My apartment doesn't have air-conditioning.

One-liners aside, it's an explanation of human action. No raindrop is responsible for the flood and all that jive. Humans, taking actions that are rational for individuals and small-groups, lead to large problems because we're unequipped for long-term planning as a whole due to evolutionary pressures that acted very well upon us prior to the 1900s. Now that we (for a given value of "we") have enough power over the environment to ensure constant food-supplies and a whole host of luxury items, we mass produce them because of a few basic features of human psychology rooted in the past. It used to be that humans could move around when a local ecosystem got trashed; well, now there are very few areas to move to that aren't trashed on an ecological level due to massive human numbers and a much easier time of destroying the world around us. Back in the 1200s, it was much more difficult to deforest 100,000 acres; now it can be done in a matter of months. It's done for the same reasons, though, based off of rational decisions for personal enrichment. Is that bad? Not necessarily, if we could and would couple it with long-term planning, but humans have a tough time of that because of inborn psychology that is extraordinarily tough to overcome (and to which I and probably nearly every other human is similarly crippled to some extent).
Chalking up human history to some abstract and unqualified "human nature" is truly vacuous.
Humans aren't blank slates, fit to have anything and everything written upon them to act as they are raised; humans have a large suite of basic features encoded into them because we are animals that used to live in relatively stable environments (stable here meaning that they existed in cycles that, while unpredictable, certainly existed, thus creating years of boon and years of famine that our ancestors had to survive). However, we're throwing the world out of that stability, yet our psychology isn't changing quick enough for us to make such changes to the world easily.
There is no capacity for almost all humans to have any active agency in social decision-making due to our form of social organization, so it strikes me as absurd to blame "humans" are a whole.
Such social organization arises out of human psychology, not out of the aether; social organization binds us due to human psychology, not due to some magical geas that forces us to accept it. Further, while agency in legislative or executive senses might be limited, everyone eats, everyone consumes products, and everyone makes waste of some sort or another and makes decisions on where it goes in some rudimentary fashion. Brazilians have agency to cut down the rainforests near them for cattle grazing or slash-and-burn farming, for instance. Americans have adequate agency to choose what to eat (most Americans, at least) and how to move about, and even the oppressed Syrian has a choice between whether to drink bottled water or tap water. So, while humans don't have total free agency on all decisions, most humans are still making decisions that do have larger repercussions on the biosphere as a whole.

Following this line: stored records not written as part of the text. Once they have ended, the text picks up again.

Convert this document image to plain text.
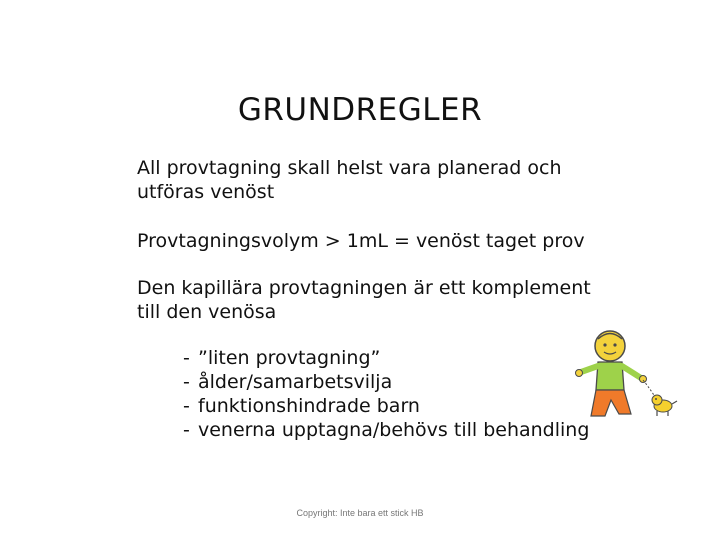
GRUNDREGLER

All provtagning skall helst vara planerad och utföras venöst

Provtagningsvolym > 1mL = venöst taget prov

Den kapillära provtagningen är ett komplement till den venösa

- ”liten provtagning”
- ålder/samarbetsvilja
- funktionshindrade barn
- venerna upptagna/behövs till behandling
Copyright: Inte bara ett stick HB
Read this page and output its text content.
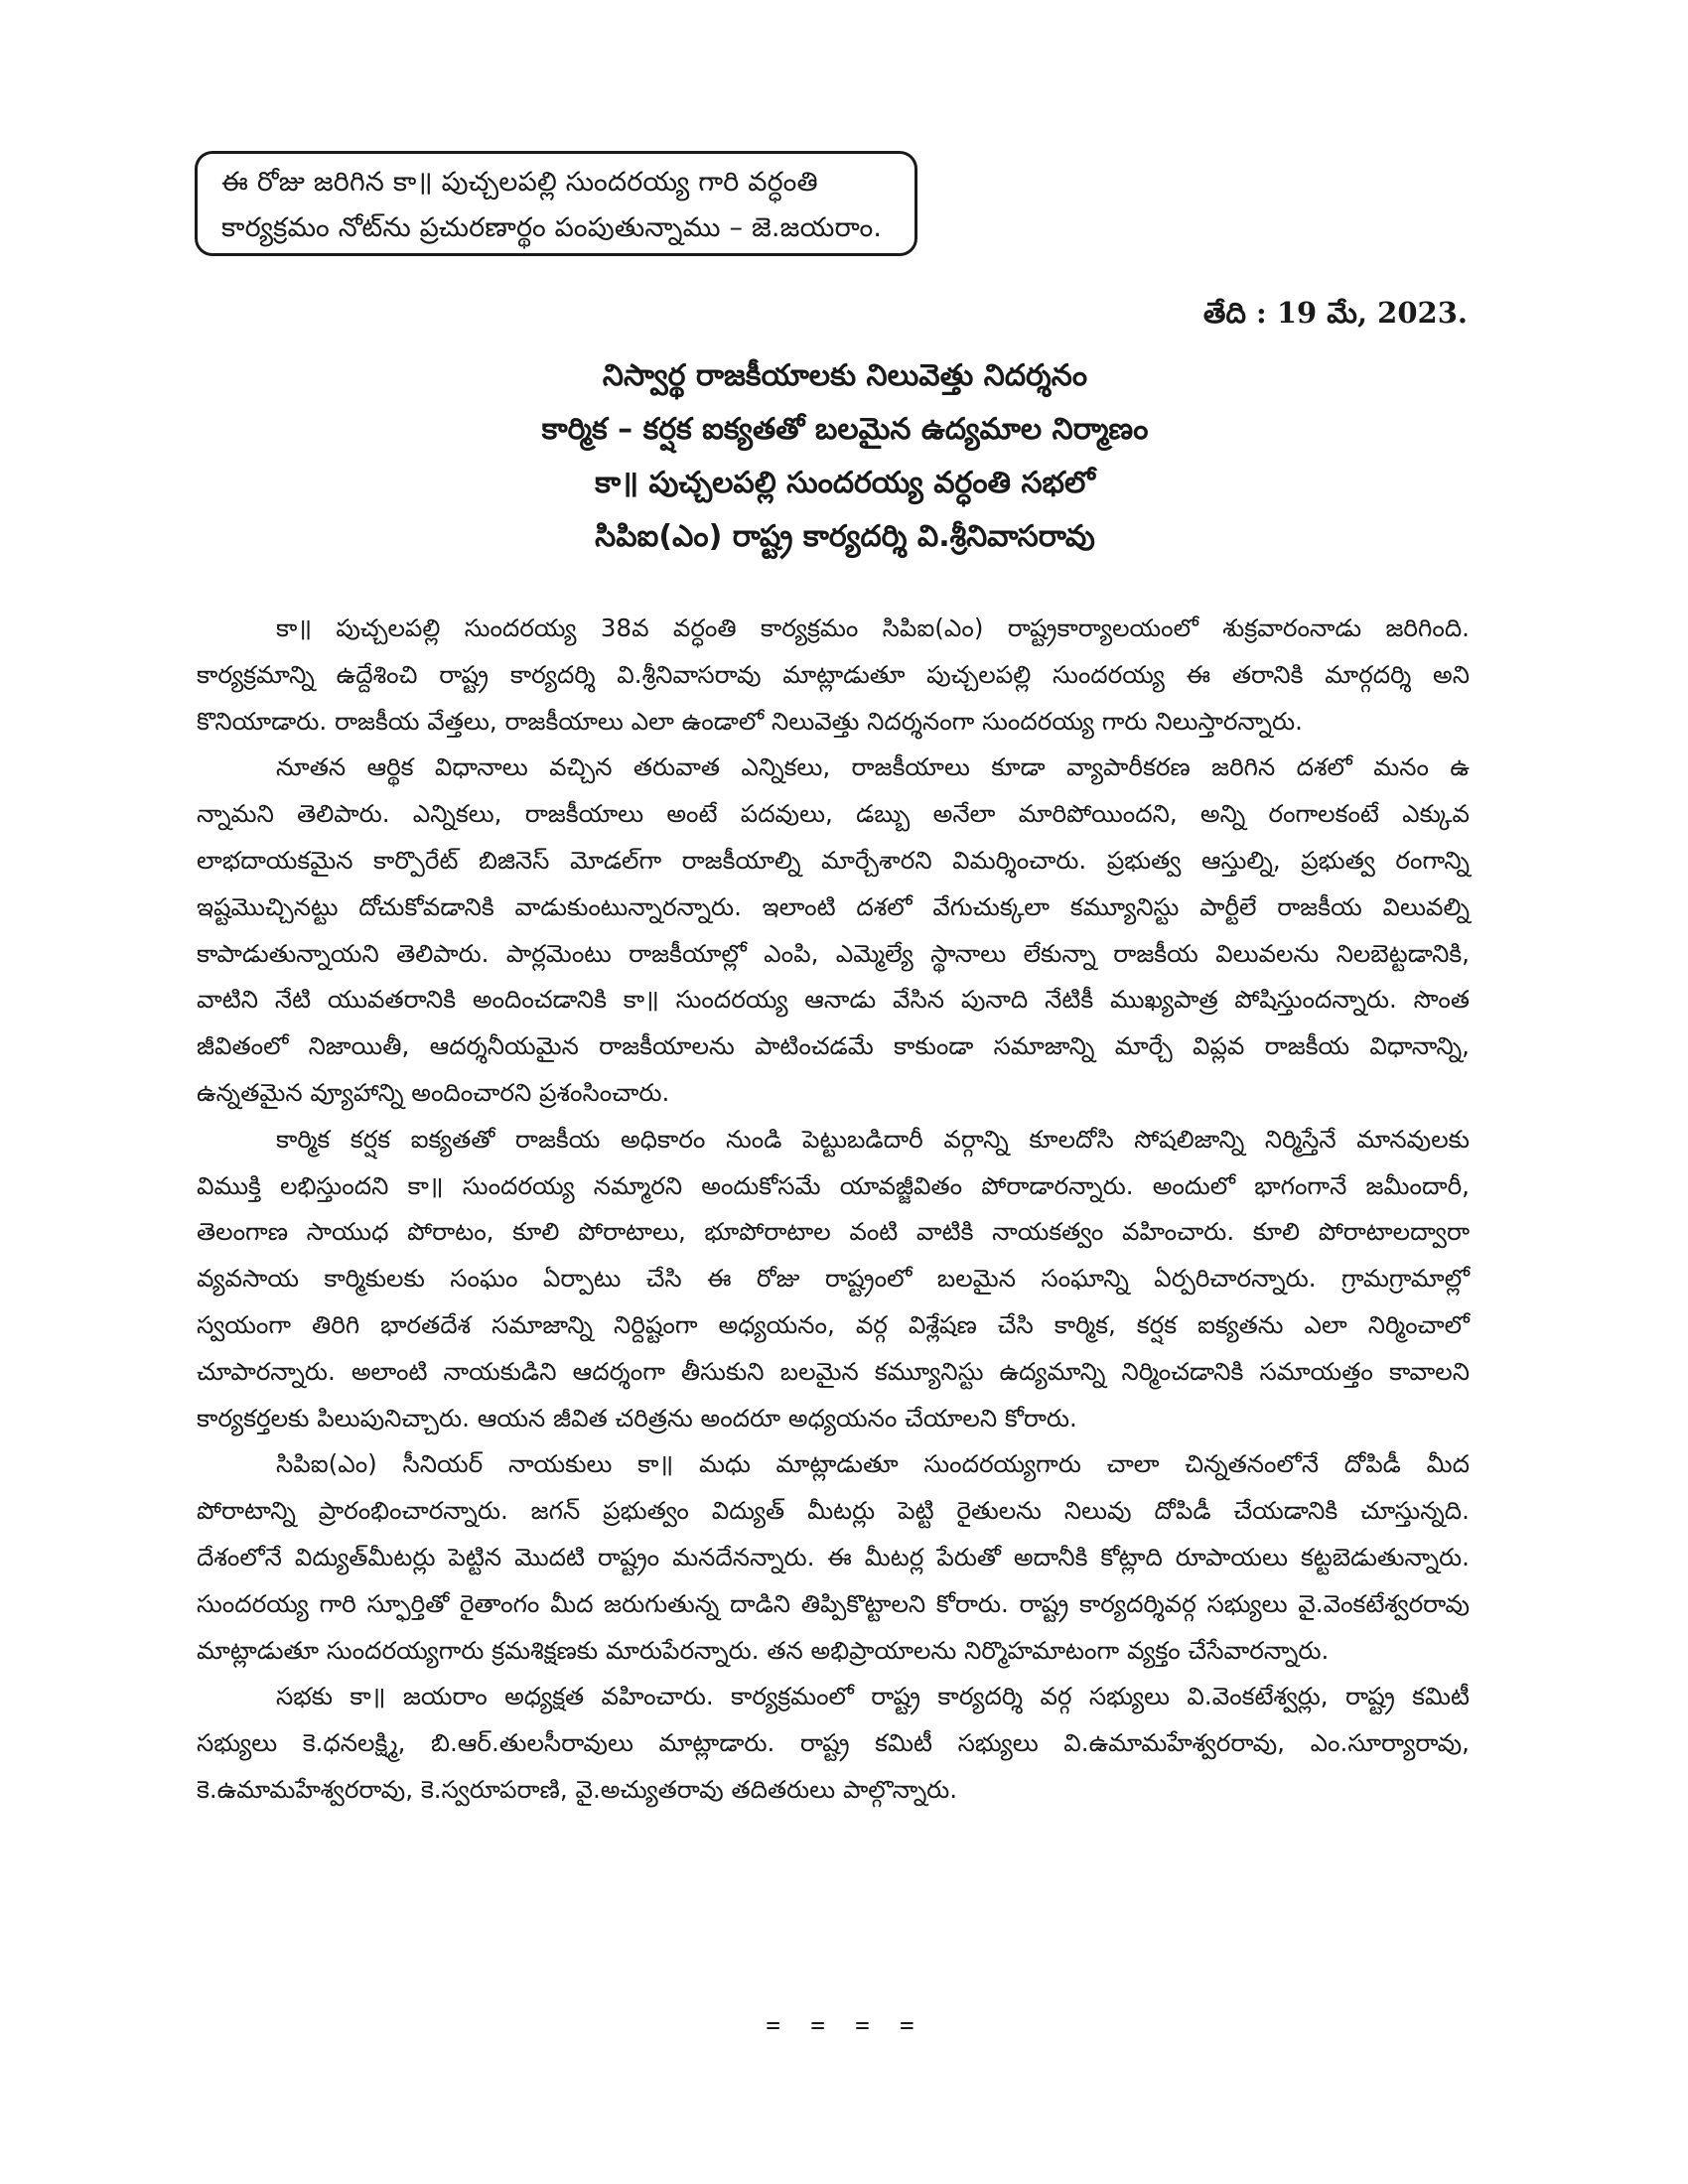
ఈ రోజు జరిగిన కా॥ పుచ్చలపల్లి సుందరయ్య గారి వర్ధంతి
కార్యక్రమం నోట్‌ను ప్రచురణార్థం పంపుతున్నాము – జె.జయరాం.
తేది : 19 మే, 2023.
నిస్వార్థ రాజకీయాలకు నిలువెత్తు నిదర్శనం
కార్మిక – కర్షక ఐక్యతతో బలమైన ఉద్యమాల నిర్మాణం
కా॥ పుచ్చలపల్లి సుందరయ్య వర్ధంతి సభలో
సిపిఐ(ఎం) రాష్ట్ర కార్యదర్శి వి.శ్రీనివాసరావు
కా॥ పుచ్చలపల్లి సుందరయ్య 38వ వర్ధంతి కార్యక్రమం సిపిఐ(ఎం) రాష్ట్రకార్యాలయంలో శుక్రవారంనాడు జరిగింది.
కార్యక్రమాన్ని ఉద్దేశించి రాష్ట్ర కార్యదర్శి వి.శ్రీనివాసరావు మాట్లాడుతూ పుచ్చలపల్లి సుందరయ్య ఈ తరానికి మార్గదర్శి అని
కొనియాడారు. రాజకీయ వేత్తలు, రాజకీయాలు ఎలా ఉండాలో నిలువెత్తు నిదర్శనంగా సుందరయ్య గారు నిలుస్తారన్నారు.
నూతన ఆర్థిక విధానాలు వచ్చిన తరువాత ఎన్నికలు, రాజకీయాలు కూడా వ్యాపారీకరణ జరిగిన దశలో మనం ఉ
న్నామని తెలిపారు. ఎన్నికలు, రాజకీయాలు అంటే పదవులు, డబ్బు అనేలా మారిపోయిందని, అన్ని రంగాలకంటే ఎక్కువ
లాభదాయకమైన కార్పొరేట్ బిజినెస్ మోడల్‌గా రాజకీయాల్ని మార్చేశారని విమర్శించారు. ప్రభుత్వ ఆస్తుల్ని, ప్రభుత్వ రంగాన్ని
ఇష్టమొచ్చినట్టు దోచుకోవడానికి వాడుకుంటున్నారన్నారు. ఇలాంటి దశలో వేగుచుక్కలా కమ్యూనిస్టు పార్టీలే రాజకీయ విలువల్ని
కాపాడుతున్నాయని తెలిపారు. పార్లమెంటు రాజకీయాల్లో ఎంపి, ఎమ్మెల్యే స్థానాలు లేకున్నా రాజకీయ విలువలను నిలబెట్టడానికి,
వాటిని నేటి యువతరానికి అందించడానికి కా॥ సుందరయ్య ఆనాడు వేసిన పునాది నేటికీ ముఖ్యపాత్ర పోషిస్తుందన్నారు. సొంత
జీవితంలో నిజాయితీ, ఆదర్శనీయమైన రాజకీయాలను పాటించడమే కాకుండా సమాజాన్ని మార్చే విప్లవ రాజకీయ విధానాన్ని,
ఉన్నతమైన వ్యూహాన్ని అందించారని ప్రశంసించారు.
కార్మిక కర్షక ఐక్యతతో రాజకీయ అధికారం నుండి పెట్టుబడిదారీ వర్గాన్ని కూలదోసి సోషలిజాన్ని నిర్మిస్తేనే మానవులకు
విముక్తి లభిస్తుందని కా॥ సుందరయ్య నమ్మారని అందుకోసమే యావజ్జీవితం పోరాడారన్నారు. అందులో భాగంగానే జమీందారీ,
తెలంగాణ సాయుధ పోరాటం, కూలి పోరాటాలు, భూపోరాటాల వంటి వాటికి నాయకత్వం వహించారు. కూలి పోరాటాలద్వారా
వ్యవసాయ కార్మికులకు సంఘం ఏర్పాటు చేసి ఈ రోజు రాష్ట్రంలో బలమైన సంఘాన్ని ఏర్పరిచారన్నారు. గ్రామగ్రామాల్లో
స్వయంగా తిరిగి భారతదేశ సమాజాన్ని నిర్దిష్టంగా అధ్యయనం, వర్గ విశ్లేషణ చేసి కార్మిక, కర్షక ఐక్యతను ఎలా నిర్మించాలో
చూపారన్నారు. అలాంటి నాయకుడిని ఆదర్శంగా తీసుకుని బలమైన కమ్యూనిస్టు ఉద్యమాన్ని నిర్మించడానికి సమాయత్తం కావాలని
కార్యకర్తలకు పిలుపునిచ్చారు. ఆయన జీవిత చరిత్రను అందరూ అధ్యయనం చేయాలని కోరారు.
సిపిఐ(ఎం) సీనియర్ నాయకులు కా॥ మధు మాట్లాడుతూ సుందరయ్యగారు చాలా చిన్నతనంలోనే దోపిడీ మీద
పోరాటాన్ని ప్రారంభించారన్నారు. జగన్ ప్రభుత్వం విద్యుత్ మీటర్లు పెట్టి రైతులను నిలువు దోపిడీ చేయడానికి చూస్తున్నది.
దేశంలోనే విద్యుత్‌మీటర్లు పెట్టిన మొదటి రాష్ట్రం మనదేనన్నారు. ఈ మీటర్ల పేరుతో అదానీకి కోట్లాది రూపాయలు కట్టబెడుతున్నారు.
సుందరయ్య గారి స్ఫూర్తితో రైతాంగం మీద జరుగుతున్న దాడిని తిప్పికొట్టాలని కోరారు. రాష్ట్ర కార్యదర్శివర్గ సభ్యులు వై.వెంకటేశ్వరరావు
మాట్లాడుతూ సుందరయ్యగారు క్రమశిక్షణకు మారుపేరన్నారు. తన అభిప్రాయాలను నిర్మొహమాటంగా వ్యక్తం చేసేవారన్నారు.
సభకు కా॥ జయరాం అధ్యక్షత వహించారు. కార్యక్రమంలో రాష్ట్ర కార్యదర్శి వర్గ సభ్యులు వి.వెంకటేశ్వర్లు, రాష్ట్ర కమిటీ
సభ్యులు కె.ధనలక్ష్మి, బి.ఆర్.తులసీరావులు మాట్లాడారు. రాష్ట్ర కమిటీ సభ్యులు వి.ఉమామహేశ్వరరావు, ఎం.సూర్యారావు,
కె.ఉమామహేశ్వరరావు, కె.స్వరూపరాణి, వై.అచ్యుతరావు తదితరులు పాల్గొన్నారు.
= = = =
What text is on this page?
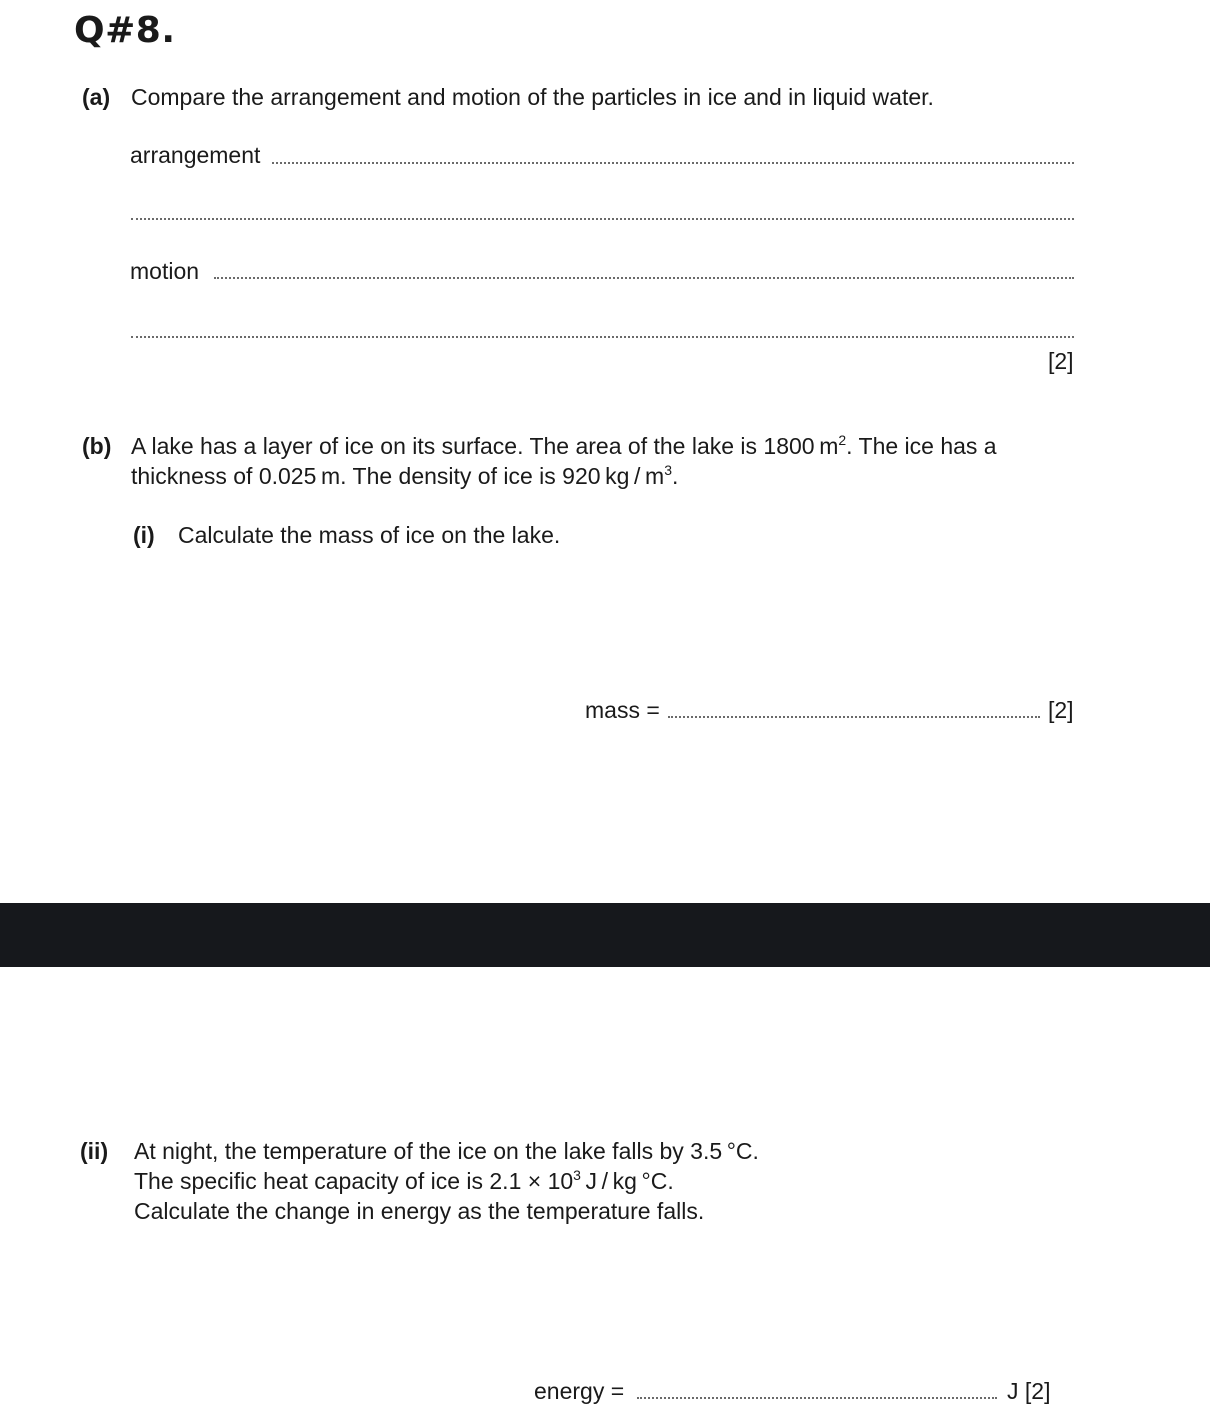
Q#8.
(a) Compare the arrangement and motion of the particles in ice and in liquid water.
arrangement
motion
[2]
(b) A lake has a layer of ice on its surface. The area of the lake is 1800 $m^2$. The ice has a
thickness of 0.025 m. The density of ice is 920 kg / $m^3$.
(i) Calculate the mass of ice on the lake.
mass =	[2]
(ii) At night, the temperature of the ice on the lake falls by 3.5 °C.
The specific heat capacity of ice is $2.1 \times 10^3$ J / kg °C.
Calculate the change in energy as the temperature falls.
energy =	J [2]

Is it hopeless? No, that's why I'm seeking a master's degree in biology to do conservation work. Is it an uphill battle: yes, and if you don't think that it is, you're blind or stupid.
Stas Bush wrote:Because clearly human intellect is worth nothing, and humans should behave like other organisms without any shred of intellect? Seriously, I can understand IP is radical at times, but that "human nature" excuse is getting a bit lame.
I'm not trying to excuse our species' problems, but explain them.

And, to an extent, our intellect is our problem; we have the intelligence to figure out we can use coal and oil to power our cities, but not the restraint or long-term wisdom to wean ourselves off of fossil fuels for something that isn't as likely to kill us.

Plus, we breed way too much for reasons that are related entirely to our animal nature. Aly has done the studies on this and I can ask him to join our discussion to show the data, but a lot of seemingly complicated human action is brought on by human psychology that mostly occurs unconciously.
I asked this question many times, but I got no clear answer - just how many humans need to "die off" before humans start using the full potential of their intelligence? Is a "die off" necessary? If so, why?
I'd prefer a slow die-off of natural causes such as aging to 1-2 billion people spread across the globe fairly equally among the best farmland and centralized into cities that have plenty of greenspace mixed in. I do not hope nor think that a huge die-off all at once is either necessary or a good thing. I merely think that it shall be a consequence of our collective behavior if we don't figure out some solutions to our problems in the near future with regards to food security, global warming, and general presevation of the environment across the globe.

As for humans engaging in rational, long-term planning for the benefit of all species: I'm not entirely sure how to accomplish that one, comrade. I oscillate between cynical and optimistic all the damn time about what humans are capable of; we can do great things if we try to, but we're also more than capable of being stupid brutes. I sincerely wish there were an obvious solution to the problem but I'm either too dull or looking at too small of an area to come up with a solution for the world's ills.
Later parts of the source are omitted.